Business Intelligence, Apoio ao Cliente, departamentos de investigação UX e muitos outros - tal como a equipa de desenvolvimentoDevem esforçar-se por obter o mínimo necessário para dar respostas específicas às perguntas feitas pelo proprietário do produto ou pela equipa UX.
A própria marca e a estratégia de comunicação da marca são igualmente importantes. Servem para construir uma relação qualitativa com os clientes, o que se traduz no seu empenhamento. Se quiser fazer perguntas aos clientes, deve certificar-se de que eles estão dispostos a responder a essas perguntas. O tom da sua voz é importante.
É certo que estar em contacto permanente com o mercado permite definir as trajectórias certas para que o projeto voe. Menos óbvio é o facto de a necessidade deste contacto dever ser considerada logo no início do projeto, antecipando as competências certas da equipa (para fazer as perguntas certas e responder-lhes) e construindo uma estratégia de produto que envolva os grupos-alvo.
Conclusões
Considerando todas as questões acima mencionadas, podemos observar vários problemas que surgem regularmente no processo de conceção:
- estar demasiado orientado para o lucro e evitar olhar para os fracassos,
- imprecisão e não fazer uma radiografia dos próprios erros,
- perseguir um produto perfeito que tem na sua cabeça, mas que não é o que o mercado precisa,
- implementação excessivamente zelosa de processos de livros didácticos - desenvolvimento e conceção excessivos,
- a inflexibilidade do trabalho em equipa e o facto de obrigar os trabalhadores a permanecerem apenas nas suas áreas de especialização,
- comunicação ineficaz,
- tendência para reinventar a roda.
A otimização do processo numa escala macro inclui a soma das poupanças. Para enfrentar corretamente os desafios acima referidos, é necessário envolver os seus colegas para que apresentem abertamente ideias para melhorar o processo.
Por vezes, basta falar menos e ouvir mais atentamente os subordinados, os clientes, os parceiros - de acordo com o papel e a responsabilidade de cada um - para alcançar o sucesso.
Quando não é suficiente, o mais provável é estar a investir demasiado. Tem demasiado dinheiro?

Calem-se e levem o vosso dinheiro! Ah, e para além disso:
- Não introduza o Scrum apenas para praticar o Scrum.
- Prestar mais atenção aos lapsos do processo.
- Estabeleça objectivos mais pequenos que sejam exequíveis e mensuráveis a curto prazo - em geral, limite-se ao mínimo.

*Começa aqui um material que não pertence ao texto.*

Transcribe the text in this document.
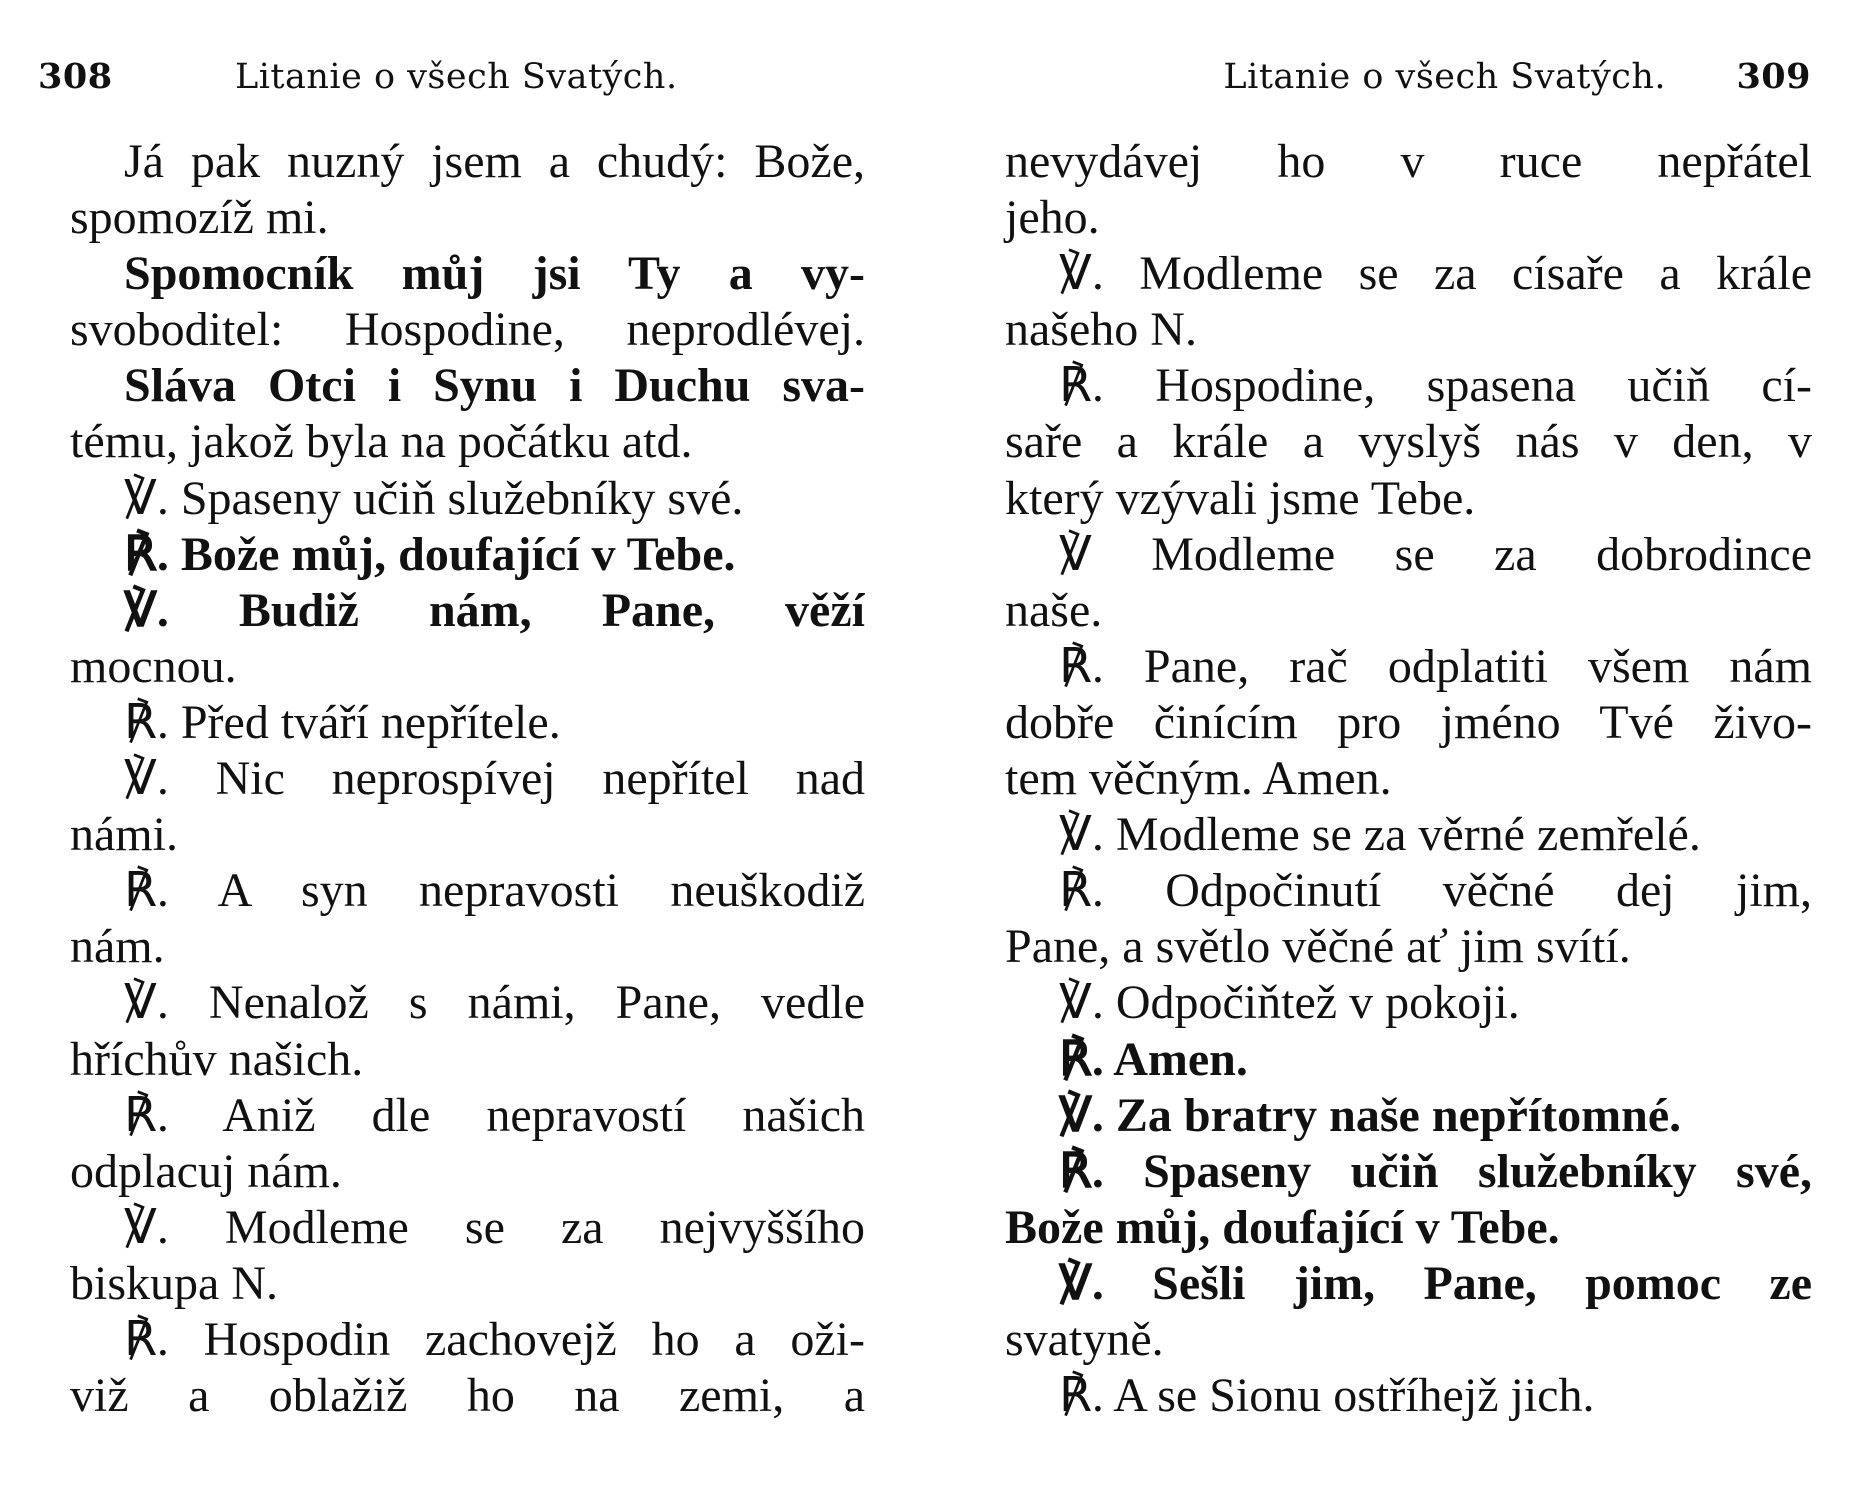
308	Litanie o všech Svatých.
Já pak nuzný jsem a chudý: Bože,
spomozíž mi.
Spomocník můj jsi Ty a vy-
svoboditel: Hospodine, neprodlévej.
Sláva Otci i Synu i Duchu sva-
tému, jakož byla na počátku atd.
℣. Spaseny učiň služebníky své.
℟. Bože můj, doufající v Tebe.
℣. Budiž nám, Pane, věží
mocnou.
℟. Před tváří nepřítele.
℣. Nic neprospívej nepřítel nad
námi.
℟. A syn nepravosti neuškodiž
nám.
℣. Nenalož s námi, Pane, vedle
hříchův našich.
℟. Aniž dle nepravostí našich
odplacuj nám.
℣. Modleme se za nejvyššího
biskupa N.
℟. Hospodin zachovejž ho a oži-
viž a oblažiž ho na zemi, a
Litanie o všech Svatých. 309
nevydávej ho v ruce nepřátel
jeho.
℣. Modleme se za císaře a krále
našeho N.
℟. Hospodine, spasena učiň cí-
saře a krále a vyslyš nás v den, v
který vzývali jsme Tebe.
℣ Modleme se za dobrodince
naše.
℟. Pane, rač odplatiti všem nám
dobře činícím pro jméno Tvé živo-
tem věčným. Amen.
℣. Modleme se za věrné zemřelé.
℟. Odpočinutí věčné dej jim,
Pane, a světlo věčné ať jim svítí.
℣. Odpočiňtež v pokoji.
℟. Amen.
℣. Za bratry naše nepřítomné.
℟. Spaseny učiň služebníky své,
Bože můj, doufající v Tebe.
℣. Sešli jim, Pane, pomoc ze
svatyně.
℟. A se Sionu ostříhejž jich.
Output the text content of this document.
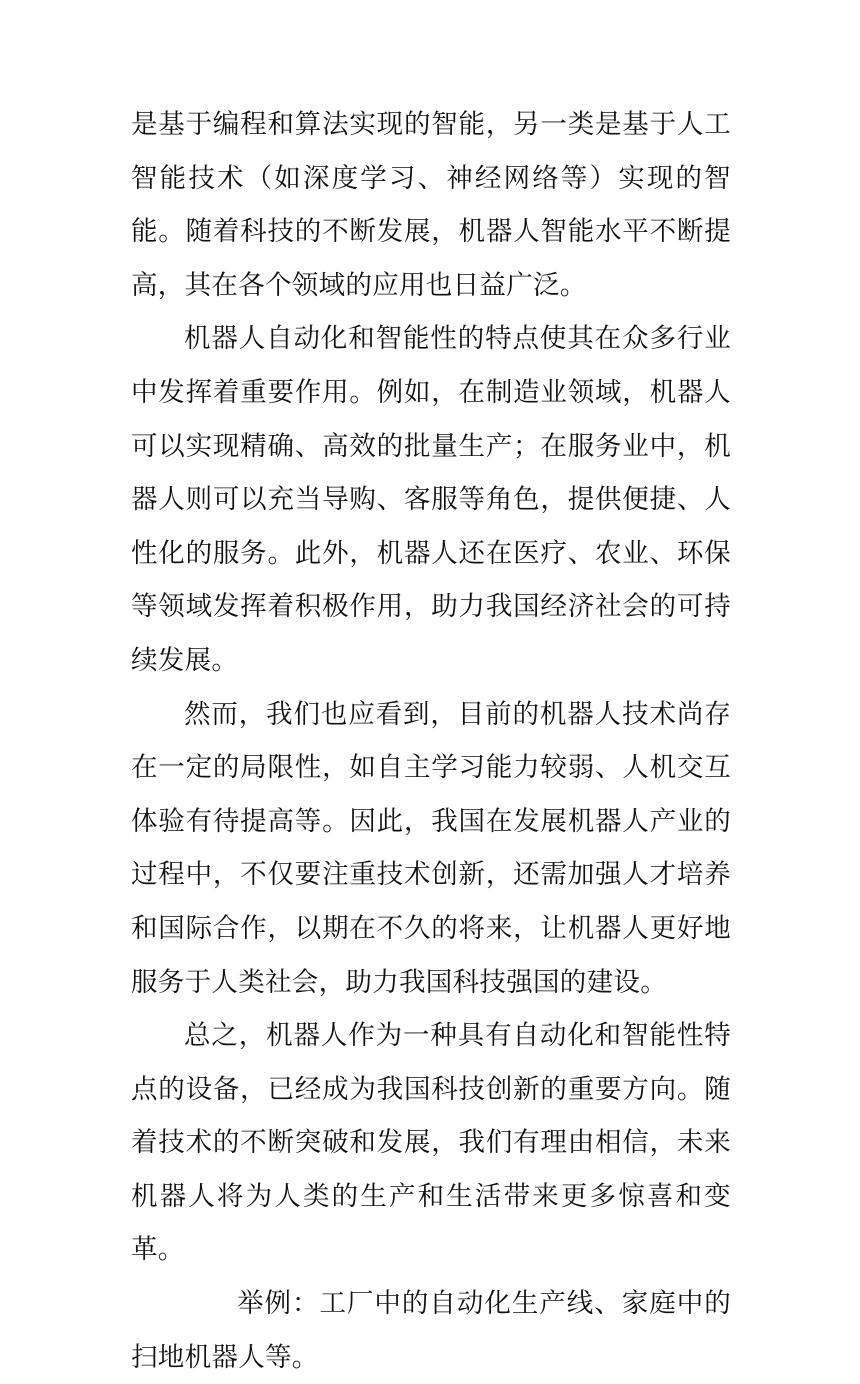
是基于编程和算法实现的智能，另一类是基于人工智能技术（如深度学习、神经网络等）实现的智能。随着科技的不断发展，机器人智能水平不断提高，其在各个领域的应用也日益广泛。

机器人自动化和智能性的特点使其在众多行业中发挥着重要作用。例如，在制造业领域，机器人可以实现精确、高效的批量生产；在服务业中，机器人则可以充当导购、客服等角色，提供便捷、人性化的服务。此外，机器人还在医疗、农业、环保等领域发挥着积极作用，助力我国经济社会的可持续发展。

然而，我们也应看到，目前的机器人技术尚存在一定的局限性，如自主学习能力较弱、人机交互体验有待提高等。因此，我国在发展机器人产业的过程中，不仅要注重技术创新，还需加强人才培养和国际合作，以期在不久的将来，让机器人更好地服务于人类社会，助力我国科技强国的建设。

总之，机器人作为一种具有自动化和智能性特点的设备，已经成为我国科技创新的重要方向。随着技术的不断突破和发展，我们有理由相信，未来机器人将为人类的生产和生活带来更多惊喜和变革。

举例：工厂中的自动化生产线、家庭中的扫地机器人等。
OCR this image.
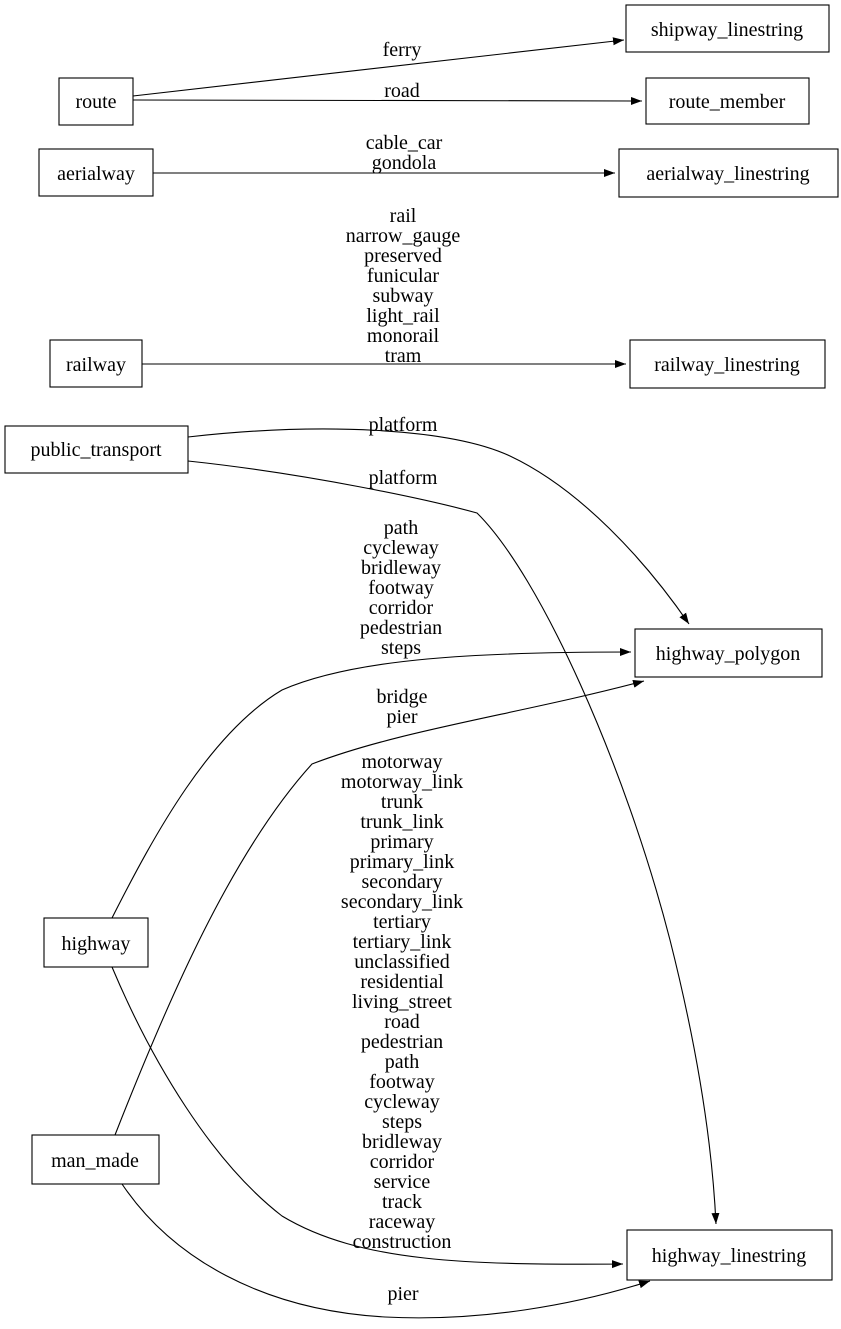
ferry
road
cable_car gondola
rail narrow_gauge preserved funicular subway light_rail monorail tram
platform
platform
path cycleway bridleway footway corridor pedestrian steps
bridge pier
motorway motorway_link trunk trunk_link primary primary_link secondary secondary_link tertiary tertiary_link unclassified residential living_street road pedestrian path footway cycleway steps bridleway corridor service track raceway construction
pier
route
shipway_linestring
route_member
aerialway	aerialway_linestring
railway	railway_linestring
public_transport
highway_polygon
highway
man_made
highway_linestring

- Por vezes, uma boa roteiro é suficiente para dar à equipa o sentido de um objetivo comum e envolvê-la num trabalho eficaz aqui e agora.
- Construir uma boa equipa para lhe poder dar a liberdade de que necessita.
- Questione sempre o conjunto atual de ferramentas - procure possíveis melhorias na sua oficina.
- Conceba o processo na perspetiva da pessoa preguiçosa - como se quisesse fazer o mínimo possível.